Restrukturierung des Strafvollzug: Aufgabe mit Zündstoff
Da ist selbst der neue grüne Justizsenator Till Steffen ein wenig erstaunt, wie reibungslos zu Gunsten des Koalitionsfriedens, vieles möglich ist, was noch Anfang des Jahres Tabu erschien. Da hatte die CDU-Mehrheit kurz vor der Wahl gegen den Widerstand von Justizexperten ein gemeinsames Strafvollzugs- und Jugendstrafvollzugsgesetz durchgesetzt, um es jetzt auf den Müll zu werfen.
KOMMENTAR VON KAI VON APPEN
Gut. Für ein Jahr zeichnete der Strafvollzug tatsächlich die Handschrift von Steffens christdemokratischen Vorgänger Carsten Lüdemann. Mit Folgen. Denn in den Justizvollzugsanstalten gilt zurzeit die Lüdemann‘schen Doktrin – die der seines geschassten Mentors Roger Kusch um nichts nachstehen – wohlwissend aber, dass sie durch die neue schwarz-grüne Gesetzgebung bald außer Kraft gesetzt wird. Und auch die neuen Vorgaben für die Staatsanwaltschaft zur Jugendkriminalität oder zur Strafverfolgung häuslicher Gewalt finden schnell Gehör, als seien sie völlig neu.

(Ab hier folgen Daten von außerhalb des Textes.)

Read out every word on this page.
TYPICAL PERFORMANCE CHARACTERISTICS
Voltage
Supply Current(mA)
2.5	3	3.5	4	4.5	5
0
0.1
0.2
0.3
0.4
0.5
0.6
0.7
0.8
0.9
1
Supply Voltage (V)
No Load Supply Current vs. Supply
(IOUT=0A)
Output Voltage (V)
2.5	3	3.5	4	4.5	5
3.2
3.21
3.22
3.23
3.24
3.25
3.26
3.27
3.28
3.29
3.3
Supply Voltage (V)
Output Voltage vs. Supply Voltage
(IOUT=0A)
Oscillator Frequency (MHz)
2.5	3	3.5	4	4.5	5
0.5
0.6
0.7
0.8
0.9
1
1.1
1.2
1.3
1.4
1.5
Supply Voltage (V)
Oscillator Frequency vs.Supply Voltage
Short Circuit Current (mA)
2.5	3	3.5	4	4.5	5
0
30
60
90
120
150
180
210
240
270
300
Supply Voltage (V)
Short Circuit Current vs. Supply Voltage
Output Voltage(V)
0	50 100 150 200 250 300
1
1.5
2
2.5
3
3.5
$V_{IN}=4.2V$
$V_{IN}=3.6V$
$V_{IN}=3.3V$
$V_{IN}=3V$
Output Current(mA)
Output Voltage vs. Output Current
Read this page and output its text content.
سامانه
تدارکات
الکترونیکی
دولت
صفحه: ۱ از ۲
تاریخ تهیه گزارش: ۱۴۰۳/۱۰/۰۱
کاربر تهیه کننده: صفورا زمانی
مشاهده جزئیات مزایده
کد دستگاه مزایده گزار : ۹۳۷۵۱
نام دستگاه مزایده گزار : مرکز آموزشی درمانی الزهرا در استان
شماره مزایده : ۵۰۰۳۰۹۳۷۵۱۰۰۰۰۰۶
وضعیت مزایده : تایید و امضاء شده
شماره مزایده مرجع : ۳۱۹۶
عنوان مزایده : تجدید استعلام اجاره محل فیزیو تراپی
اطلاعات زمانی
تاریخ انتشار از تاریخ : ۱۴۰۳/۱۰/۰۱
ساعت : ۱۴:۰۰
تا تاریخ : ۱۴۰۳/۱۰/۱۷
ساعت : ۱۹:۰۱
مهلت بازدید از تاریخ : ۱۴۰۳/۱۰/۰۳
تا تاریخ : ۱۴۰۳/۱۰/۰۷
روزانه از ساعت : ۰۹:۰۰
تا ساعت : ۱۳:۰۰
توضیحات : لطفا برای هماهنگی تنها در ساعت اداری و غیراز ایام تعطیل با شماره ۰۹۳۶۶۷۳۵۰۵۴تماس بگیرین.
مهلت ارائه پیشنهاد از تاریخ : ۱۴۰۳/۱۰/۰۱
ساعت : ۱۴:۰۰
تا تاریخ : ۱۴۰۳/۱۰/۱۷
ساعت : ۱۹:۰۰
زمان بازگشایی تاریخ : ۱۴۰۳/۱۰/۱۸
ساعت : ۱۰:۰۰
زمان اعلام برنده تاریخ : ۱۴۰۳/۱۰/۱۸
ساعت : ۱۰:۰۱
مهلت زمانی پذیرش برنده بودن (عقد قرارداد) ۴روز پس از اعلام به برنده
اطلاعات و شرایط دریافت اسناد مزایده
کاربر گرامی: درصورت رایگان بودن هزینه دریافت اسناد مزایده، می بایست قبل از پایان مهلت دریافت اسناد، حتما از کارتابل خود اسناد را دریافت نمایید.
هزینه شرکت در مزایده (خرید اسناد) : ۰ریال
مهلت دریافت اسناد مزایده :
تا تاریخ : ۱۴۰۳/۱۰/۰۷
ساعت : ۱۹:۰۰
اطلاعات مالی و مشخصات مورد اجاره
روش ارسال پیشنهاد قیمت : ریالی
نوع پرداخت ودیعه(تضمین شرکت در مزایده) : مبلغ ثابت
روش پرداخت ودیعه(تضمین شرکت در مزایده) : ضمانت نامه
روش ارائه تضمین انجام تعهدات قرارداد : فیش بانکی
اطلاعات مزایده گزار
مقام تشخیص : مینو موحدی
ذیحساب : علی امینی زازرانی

Doch ein grüner Justizsenator wird nicht an Schnellschüssen zu messen sein. Zwar hat er in seinem Ressort keine Knallbonbons, die schnell die schwarz-grüne Koalition zum Platzen bringen könnten. Dennoch erwarten die Strafgefangenen, dass bald wieder die Resozialisierung Priorität bekommen wird. Eine Aufgabe mit Zündstoff.